According to Adam Smith, hoping to take advantage of "the improvement of its capital stock" is based on private property rights, and the belief that property rights encourage property owners to develop the property, to generate wealth , and allocate resources efficiently based on the exploitation of the market is essential to capitalism. From this evolved the modern conception of the property as a right, the implementation of which comes under the law, in the hope that this lead to more wealth and better living conditions.

* Classical liberals, libertarians, and traditions

"Just as humans can not exist without the body, so no law can not exist without the right to translate their rights in the real world, to think, to work and keep the results, which means: the right to property" . (Ayn Rand, Atlas Shrugged)

Most of these traditions thinkers subscribe to the theory of ownership of the work. They argue that you own your own life, and it follows that you must have products of this life, and that these products can be traded in free trade with others.

"Every man has a property in his own person. This person has the right but himself." (John Locke, Second Treatise on Civil Government)

"Life, liberty and property do not exist because men have made laws. Rather, it was the fact that life, liberty and property existed before that caused men to make laws in the first place. " (Frederic Bastiat's The Law)

"The reason why men enter into society is the preservation of their property." (John Locke, Second Treatise on Civil Government)

* The basic principles of socialism focus on a review of this concept, stating, among other things, that the cost of defending the property is higher than the private return of the property, and that even if property rights encourage the owner of the property to develop his property, producing wealth, and so on, it could do so for its own benefit, which may not coincide with the advantage of other people or society in general

* Libertarian socialism generally accepts property rights, but with a drop in short time. In other words, a person must be (more or less) the continued use of the question, if he loses the right to property. This is usually referred to as "possession of the goods" or "usufruct". Thus, in this system usufruct, absentee owners is illegitimate, and the workers are the owners of the machines they work with.

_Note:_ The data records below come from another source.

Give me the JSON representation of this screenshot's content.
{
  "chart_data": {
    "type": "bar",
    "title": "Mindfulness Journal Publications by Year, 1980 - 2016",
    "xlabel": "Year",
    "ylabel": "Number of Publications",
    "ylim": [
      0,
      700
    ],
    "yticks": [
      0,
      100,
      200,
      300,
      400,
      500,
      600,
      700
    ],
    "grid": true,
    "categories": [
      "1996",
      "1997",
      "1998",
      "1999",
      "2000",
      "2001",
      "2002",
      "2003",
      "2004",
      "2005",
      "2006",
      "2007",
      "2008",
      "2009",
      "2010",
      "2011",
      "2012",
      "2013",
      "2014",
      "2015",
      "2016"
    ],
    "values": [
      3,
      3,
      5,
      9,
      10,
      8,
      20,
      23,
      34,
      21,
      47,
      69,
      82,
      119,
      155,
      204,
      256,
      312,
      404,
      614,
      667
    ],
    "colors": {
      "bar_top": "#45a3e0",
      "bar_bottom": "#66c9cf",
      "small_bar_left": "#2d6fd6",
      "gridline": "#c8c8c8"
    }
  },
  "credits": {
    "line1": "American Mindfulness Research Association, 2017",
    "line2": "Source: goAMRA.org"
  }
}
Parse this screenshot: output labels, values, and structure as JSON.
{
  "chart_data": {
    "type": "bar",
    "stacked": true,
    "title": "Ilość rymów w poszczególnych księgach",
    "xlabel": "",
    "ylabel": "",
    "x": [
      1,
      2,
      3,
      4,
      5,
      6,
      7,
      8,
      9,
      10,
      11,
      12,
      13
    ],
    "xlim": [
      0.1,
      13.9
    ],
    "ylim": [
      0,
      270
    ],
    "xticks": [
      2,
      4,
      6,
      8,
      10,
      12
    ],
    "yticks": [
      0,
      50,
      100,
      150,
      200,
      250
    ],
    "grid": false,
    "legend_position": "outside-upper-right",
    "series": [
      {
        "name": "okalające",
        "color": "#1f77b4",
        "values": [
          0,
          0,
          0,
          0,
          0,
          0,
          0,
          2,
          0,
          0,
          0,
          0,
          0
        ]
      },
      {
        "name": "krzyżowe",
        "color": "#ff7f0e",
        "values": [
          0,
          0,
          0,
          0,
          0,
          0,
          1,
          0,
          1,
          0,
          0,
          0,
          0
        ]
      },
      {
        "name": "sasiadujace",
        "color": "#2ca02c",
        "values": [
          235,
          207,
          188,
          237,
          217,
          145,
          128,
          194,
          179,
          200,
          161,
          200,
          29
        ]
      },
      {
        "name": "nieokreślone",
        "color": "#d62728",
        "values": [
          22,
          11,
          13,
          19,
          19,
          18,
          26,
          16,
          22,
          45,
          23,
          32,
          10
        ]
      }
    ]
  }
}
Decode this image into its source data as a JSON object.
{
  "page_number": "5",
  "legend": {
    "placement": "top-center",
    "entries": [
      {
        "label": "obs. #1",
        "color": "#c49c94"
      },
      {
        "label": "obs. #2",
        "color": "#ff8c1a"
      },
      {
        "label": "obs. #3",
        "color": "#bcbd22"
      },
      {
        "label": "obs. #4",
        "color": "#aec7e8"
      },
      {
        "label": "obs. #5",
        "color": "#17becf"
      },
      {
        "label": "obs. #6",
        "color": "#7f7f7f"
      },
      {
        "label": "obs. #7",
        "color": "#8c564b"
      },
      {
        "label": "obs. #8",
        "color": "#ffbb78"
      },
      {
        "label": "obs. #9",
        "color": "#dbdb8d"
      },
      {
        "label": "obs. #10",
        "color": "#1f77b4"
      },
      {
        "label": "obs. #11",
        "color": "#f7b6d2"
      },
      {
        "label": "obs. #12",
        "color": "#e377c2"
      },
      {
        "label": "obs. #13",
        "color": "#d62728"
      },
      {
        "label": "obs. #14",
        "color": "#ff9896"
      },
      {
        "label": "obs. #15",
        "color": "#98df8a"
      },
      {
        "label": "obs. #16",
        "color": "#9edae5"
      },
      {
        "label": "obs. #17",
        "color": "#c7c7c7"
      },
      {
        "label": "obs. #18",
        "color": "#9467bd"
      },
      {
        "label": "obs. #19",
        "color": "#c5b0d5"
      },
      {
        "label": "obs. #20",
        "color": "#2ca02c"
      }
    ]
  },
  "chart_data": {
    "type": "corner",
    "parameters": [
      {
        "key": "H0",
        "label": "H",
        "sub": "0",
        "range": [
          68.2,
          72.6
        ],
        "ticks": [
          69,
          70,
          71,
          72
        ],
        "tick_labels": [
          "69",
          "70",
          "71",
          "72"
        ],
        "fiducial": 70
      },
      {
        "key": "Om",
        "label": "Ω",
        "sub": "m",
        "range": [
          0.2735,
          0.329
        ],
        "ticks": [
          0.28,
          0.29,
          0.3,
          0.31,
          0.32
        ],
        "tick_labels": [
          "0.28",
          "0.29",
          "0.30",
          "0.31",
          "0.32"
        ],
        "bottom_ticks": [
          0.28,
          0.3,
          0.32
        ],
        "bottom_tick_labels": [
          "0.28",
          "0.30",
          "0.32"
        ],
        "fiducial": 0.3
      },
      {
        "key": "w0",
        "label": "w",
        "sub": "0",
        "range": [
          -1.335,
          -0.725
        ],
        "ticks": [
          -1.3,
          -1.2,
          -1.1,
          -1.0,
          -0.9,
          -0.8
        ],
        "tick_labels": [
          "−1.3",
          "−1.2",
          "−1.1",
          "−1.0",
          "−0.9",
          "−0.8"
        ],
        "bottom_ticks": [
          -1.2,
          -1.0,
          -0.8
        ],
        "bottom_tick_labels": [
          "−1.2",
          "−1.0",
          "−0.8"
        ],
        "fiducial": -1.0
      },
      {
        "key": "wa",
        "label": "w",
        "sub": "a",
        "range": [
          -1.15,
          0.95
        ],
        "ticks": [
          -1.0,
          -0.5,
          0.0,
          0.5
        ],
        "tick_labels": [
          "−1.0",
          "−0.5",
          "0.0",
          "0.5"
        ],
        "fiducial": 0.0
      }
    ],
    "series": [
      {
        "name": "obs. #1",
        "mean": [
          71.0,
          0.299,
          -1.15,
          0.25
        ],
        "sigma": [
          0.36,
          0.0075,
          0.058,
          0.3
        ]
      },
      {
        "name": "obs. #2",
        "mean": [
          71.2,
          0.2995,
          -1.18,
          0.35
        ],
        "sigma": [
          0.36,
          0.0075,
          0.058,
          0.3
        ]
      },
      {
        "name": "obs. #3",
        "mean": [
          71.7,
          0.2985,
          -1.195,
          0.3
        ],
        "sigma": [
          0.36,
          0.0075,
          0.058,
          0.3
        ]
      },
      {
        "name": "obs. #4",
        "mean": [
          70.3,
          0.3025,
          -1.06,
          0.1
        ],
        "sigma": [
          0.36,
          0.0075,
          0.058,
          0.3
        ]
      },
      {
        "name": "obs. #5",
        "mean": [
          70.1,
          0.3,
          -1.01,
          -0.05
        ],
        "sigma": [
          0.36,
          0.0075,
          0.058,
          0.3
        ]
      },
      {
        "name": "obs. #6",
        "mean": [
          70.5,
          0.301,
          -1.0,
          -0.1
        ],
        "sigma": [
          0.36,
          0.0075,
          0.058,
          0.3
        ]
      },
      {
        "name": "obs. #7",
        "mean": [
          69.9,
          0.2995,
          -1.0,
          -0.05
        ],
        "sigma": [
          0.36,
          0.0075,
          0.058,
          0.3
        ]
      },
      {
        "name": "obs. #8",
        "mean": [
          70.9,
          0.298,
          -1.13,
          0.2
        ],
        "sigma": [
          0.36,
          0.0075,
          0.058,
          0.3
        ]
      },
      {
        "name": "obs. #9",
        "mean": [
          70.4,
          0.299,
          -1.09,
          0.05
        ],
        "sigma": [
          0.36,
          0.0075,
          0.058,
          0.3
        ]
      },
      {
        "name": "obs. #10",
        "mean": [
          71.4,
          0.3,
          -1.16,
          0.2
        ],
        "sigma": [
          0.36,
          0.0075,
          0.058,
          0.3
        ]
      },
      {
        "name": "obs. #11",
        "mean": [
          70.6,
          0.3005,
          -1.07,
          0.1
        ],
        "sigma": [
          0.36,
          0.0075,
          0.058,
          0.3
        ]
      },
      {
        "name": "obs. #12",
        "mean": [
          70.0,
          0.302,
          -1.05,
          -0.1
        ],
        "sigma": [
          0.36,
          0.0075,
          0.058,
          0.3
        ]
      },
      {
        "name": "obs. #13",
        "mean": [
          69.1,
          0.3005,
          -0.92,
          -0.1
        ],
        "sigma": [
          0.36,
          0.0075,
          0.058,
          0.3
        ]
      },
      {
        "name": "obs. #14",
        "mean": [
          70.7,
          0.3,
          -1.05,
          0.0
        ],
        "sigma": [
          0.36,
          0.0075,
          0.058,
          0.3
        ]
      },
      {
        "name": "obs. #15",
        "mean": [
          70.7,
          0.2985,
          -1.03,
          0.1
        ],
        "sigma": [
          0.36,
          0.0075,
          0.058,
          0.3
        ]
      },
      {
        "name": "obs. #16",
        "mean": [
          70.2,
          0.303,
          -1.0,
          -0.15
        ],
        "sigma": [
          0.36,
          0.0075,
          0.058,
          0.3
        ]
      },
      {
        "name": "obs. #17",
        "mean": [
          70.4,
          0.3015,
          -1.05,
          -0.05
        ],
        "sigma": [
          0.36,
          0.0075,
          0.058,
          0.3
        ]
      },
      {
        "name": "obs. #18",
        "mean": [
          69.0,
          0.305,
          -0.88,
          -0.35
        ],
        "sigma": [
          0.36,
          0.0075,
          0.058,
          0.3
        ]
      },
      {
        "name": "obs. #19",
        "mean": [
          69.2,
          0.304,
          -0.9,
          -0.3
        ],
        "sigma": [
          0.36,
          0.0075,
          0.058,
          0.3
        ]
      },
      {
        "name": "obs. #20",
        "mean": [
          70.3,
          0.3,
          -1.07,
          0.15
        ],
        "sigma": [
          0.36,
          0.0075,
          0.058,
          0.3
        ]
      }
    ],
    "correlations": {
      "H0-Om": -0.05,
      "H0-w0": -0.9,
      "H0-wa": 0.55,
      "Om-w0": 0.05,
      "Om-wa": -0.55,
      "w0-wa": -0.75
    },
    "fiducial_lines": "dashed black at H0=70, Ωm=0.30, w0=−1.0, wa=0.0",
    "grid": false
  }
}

* Communism argued that only the collective ownership of the means of production through a political system (not necessarily a state) will reduce inequality of results or unfair, and the maximization of benefits, and therefore, private property (which, in theory communism is limited to Capital) should be abolished.

Both communism and some forms of socialism have also argued that private property is inherently illegitimate. This argument is centered mainly on the idea that the creation of private property will always benefit one class to another, giving way to domination through the use of this property. The communists are naturally not opposed to the property that is hard-won, gained autonomy, self-perceived "(Communist Manifesto), by members of the proletariat.

Any person or entity with an interest in a piece of property may be able to exercise all the rights mentioned a few paragraphs above. For example, as a tenant of a particular piece of property, you are not authorized to sell the property, because the tenant is in possession only, and do not have title transfer. Similarly, while you are a tenant, the landlord can not use its right to exclude to keep you from the property. (Or, if he or she does you may be entitled to stop paying rent or perhaps sue to regain access.)

In addition, the property may be held in a number of forms, such as common property, community property, the ownership, leasing,… These different types of ownership may complicate an owner's ability to perform his rights unilaterally. For example, if two people own a single piece of land as co-tenants, then under the law of the jurisdiction, each may have limited recourse for the actions of the other. For example, one of the owners may sell its interest in the property of a foreigner as the other owner is not particularly.